In the early 1980s, contaminated drinking water was discovered on the base. Tests revealed levels in the drinking water supply above federal standards for several volatile organic compounds, including perchloroethylene (PCE) and tetrachloroethylene (TCE)—industrial solvents primarily used in dry cleaning—as well as benzene and vinyl chloride. Maximum levels for PCE and TCE in drinking water are five parts per billion (ppb). The measured levels at Camp Lejeune in 1982 were as high as 100 ppb and 1400 ppb, respectively. The contamination came from on-base activities and a nearby dry cleaning business, and it affected water supplies for housing, administrative, recreational, and hospital facilities. The U.S. Department of Health and Human Services’ Agency for Toxic Substances and Disease Registry assessed the chemicals’ public health impact on the base and found enough evidence to support a connection between exposure and the covered diseases.

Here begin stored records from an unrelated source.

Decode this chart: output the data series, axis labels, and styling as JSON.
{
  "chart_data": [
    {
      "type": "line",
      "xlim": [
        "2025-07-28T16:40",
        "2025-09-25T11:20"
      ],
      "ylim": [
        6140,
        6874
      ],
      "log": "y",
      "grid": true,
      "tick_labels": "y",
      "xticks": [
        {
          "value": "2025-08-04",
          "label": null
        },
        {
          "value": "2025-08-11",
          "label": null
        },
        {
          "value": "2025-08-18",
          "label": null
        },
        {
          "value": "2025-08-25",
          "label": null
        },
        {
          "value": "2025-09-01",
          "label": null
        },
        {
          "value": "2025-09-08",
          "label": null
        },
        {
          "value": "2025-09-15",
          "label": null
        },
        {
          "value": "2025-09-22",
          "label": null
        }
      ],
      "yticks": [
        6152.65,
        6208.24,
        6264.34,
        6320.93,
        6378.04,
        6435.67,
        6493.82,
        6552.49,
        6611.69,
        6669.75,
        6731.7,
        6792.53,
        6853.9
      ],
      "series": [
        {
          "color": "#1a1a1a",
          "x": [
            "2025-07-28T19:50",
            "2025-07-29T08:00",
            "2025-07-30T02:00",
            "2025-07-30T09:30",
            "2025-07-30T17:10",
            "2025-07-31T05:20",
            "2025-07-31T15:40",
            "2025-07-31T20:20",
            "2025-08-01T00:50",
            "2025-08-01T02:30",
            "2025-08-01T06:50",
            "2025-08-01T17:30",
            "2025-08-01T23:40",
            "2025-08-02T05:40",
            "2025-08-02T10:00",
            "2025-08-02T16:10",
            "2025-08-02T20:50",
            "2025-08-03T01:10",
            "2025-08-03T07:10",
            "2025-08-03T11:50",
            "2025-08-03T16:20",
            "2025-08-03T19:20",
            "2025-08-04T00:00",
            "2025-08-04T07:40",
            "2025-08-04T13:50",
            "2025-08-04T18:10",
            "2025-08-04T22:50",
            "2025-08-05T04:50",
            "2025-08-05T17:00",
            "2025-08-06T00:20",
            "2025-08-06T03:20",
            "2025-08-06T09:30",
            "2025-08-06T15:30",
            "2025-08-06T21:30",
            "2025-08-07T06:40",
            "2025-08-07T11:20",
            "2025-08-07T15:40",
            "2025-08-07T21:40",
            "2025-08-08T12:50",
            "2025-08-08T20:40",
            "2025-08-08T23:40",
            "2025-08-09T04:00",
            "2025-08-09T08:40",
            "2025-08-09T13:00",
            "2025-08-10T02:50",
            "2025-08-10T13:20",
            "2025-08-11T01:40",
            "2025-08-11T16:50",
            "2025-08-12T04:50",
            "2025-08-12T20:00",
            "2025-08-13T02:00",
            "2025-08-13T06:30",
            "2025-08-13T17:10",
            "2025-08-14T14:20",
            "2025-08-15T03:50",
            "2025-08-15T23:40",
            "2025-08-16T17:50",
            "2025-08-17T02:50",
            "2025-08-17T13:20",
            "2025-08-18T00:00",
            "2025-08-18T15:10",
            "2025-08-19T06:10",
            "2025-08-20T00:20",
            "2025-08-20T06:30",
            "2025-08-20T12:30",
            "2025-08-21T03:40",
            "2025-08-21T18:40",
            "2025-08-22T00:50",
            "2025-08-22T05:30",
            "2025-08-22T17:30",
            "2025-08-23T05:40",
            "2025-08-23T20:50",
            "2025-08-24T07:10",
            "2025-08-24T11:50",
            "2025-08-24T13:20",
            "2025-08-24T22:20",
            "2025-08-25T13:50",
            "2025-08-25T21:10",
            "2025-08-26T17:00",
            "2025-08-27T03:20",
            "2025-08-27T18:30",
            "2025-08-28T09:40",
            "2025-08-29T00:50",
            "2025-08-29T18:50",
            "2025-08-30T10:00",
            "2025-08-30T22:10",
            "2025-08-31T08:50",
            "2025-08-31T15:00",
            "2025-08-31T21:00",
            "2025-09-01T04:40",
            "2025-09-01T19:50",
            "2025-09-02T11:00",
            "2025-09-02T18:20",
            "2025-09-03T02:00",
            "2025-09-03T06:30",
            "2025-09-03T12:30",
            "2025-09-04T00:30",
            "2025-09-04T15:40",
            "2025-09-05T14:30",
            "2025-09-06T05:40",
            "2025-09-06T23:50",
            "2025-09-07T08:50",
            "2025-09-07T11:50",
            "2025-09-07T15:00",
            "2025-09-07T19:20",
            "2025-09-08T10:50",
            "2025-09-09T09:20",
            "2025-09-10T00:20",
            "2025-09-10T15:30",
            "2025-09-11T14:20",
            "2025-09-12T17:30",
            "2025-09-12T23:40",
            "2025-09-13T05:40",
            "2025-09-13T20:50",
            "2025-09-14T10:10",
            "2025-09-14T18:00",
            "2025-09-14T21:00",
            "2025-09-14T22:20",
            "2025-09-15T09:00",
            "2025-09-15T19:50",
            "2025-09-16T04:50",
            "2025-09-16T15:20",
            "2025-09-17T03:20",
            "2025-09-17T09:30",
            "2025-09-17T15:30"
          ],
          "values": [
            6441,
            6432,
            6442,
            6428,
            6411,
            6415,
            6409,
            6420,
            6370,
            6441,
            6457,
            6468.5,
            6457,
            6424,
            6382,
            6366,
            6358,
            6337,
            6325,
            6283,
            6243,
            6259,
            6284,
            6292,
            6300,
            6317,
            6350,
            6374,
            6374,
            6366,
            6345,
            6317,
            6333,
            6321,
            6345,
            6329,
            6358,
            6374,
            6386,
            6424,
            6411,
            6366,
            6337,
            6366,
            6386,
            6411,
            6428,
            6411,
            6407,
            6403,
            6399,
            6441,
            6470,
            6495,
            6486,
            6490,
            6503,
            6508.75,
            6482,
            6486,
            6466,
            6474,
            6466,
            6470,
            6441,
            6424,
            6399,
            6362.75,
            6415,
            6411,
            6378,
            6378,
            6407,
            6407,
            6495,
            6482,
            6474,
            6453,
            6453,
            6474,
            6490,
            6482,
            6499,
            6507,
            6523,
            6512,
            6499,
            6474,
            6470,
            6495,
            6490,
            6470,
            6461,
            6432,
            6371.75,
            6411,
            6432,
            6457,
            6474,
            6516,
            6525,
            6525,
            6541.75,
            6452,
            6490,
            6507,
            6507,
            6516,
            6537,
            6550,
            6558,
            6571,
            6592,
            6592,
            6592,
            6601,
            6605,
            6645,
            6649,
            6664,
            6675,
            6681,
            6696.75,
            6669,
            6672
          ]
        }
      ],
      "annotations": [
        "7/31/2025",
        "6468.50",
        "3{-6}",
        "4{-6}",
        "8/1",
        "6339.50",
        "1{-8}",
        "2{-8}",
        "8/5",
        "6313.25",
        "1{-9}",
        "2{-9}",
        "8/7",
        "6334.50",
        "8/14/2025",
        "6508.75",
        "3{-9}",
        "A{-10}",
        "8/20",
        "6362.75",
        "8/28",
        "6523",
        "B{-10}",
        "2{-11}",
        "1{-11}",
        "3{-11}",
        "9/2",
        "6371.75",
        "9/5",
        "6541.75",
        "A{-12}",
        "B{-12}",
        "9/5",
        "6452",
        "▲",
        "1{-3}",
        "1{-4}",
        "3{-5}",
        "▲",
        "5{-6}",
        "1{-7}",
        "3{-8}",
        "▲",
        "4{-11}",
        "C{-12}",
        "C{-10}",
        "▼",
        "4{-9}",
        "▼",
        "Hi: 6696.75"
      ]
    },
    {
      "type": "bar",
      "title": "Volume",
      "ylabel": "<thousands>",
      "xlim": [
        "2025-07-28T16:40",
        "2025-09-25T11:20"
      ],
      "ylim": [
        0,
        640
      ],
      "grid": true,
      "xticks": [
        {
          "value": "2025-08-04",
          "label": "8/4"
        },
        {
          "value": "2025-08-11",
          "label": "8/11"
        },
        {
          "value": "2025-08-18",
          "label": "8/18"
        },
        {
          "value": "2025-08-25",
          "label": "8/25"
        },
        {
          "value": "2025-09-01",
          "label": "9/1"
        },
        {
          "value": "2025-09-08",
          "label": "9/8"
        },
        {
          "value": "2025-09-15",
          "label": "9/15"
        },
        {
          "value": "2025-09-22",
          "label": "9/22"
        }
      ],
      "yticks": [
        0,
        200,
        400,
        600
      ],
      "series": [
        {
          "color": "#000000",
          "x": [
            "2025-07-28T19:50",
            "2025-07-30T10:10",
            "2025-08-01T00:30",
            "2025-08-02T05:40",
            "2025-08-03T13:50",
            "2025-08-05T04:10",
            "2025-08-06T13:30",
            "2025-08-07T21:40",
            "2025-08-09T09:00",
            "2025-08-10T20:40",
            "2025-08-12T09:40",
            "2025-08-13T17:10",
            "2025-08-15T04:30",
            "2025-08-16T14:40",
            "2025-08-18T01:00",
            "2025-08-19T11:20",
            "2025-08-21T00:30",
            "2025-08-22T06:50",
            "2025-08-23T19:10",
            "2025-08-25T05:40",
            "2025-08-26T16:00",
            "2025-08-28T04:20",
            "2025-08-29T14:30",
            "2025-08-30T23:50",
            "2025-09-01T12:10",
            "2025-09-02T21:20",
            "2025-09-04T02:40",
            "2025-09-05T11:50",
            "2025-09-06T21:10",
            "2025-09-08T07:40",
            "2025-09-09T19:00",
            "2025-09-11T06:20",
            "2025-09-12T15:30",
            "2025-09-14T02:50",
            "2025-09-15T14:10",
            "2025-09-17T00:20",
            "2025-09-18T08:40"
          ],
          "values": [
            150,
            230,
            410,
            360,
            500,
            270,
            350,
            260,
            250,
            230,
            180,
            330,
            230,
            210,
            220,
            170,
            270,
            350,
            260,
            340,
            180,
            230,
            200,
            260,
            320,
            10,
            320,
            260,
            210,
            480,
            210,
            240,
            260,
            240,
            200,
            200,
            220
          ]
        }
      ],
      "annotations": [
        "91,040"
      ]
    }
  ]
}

The Honoring America’s Veterans and Caring for Camp Lejeune Families Act of 2012 provides free health care for servicemembers and family members injured by the contaminated water and covers 15 illnesses, but it did not include disability benefits. The new rule applies to disability benefits and covers eight conditions: adult leukemia, aplastic anemia and other myelodysplastic syndromes, bladder cancer, kidney cancer, liver cancer, multiple myeloma, non-Hodgkin lymphoma, and Parkinson’s disease. Active duty, reserve, or National Guard servicemembers who served for at least 30 days, consecutively or not, are “presumed to have incurred or aggravated” their condition as part of their active military service, allowing them to claim VA disability benefits. Servicemembers suffering from a condition not included in the rule who believe their exposure to the contaminated water caused their condition may apply for benefits on a case-by-case basis.

In a press release about the rule, Secretary of Veterans Affairs David Shulkin said, “Establishing these presumptions is a demonstration of our commitment to care for those who have served our nation and have been exposed to harm as a result of that service. The Camp Lejeune presumptions will make it easier for those veterans to receive the care and benefits they earned.”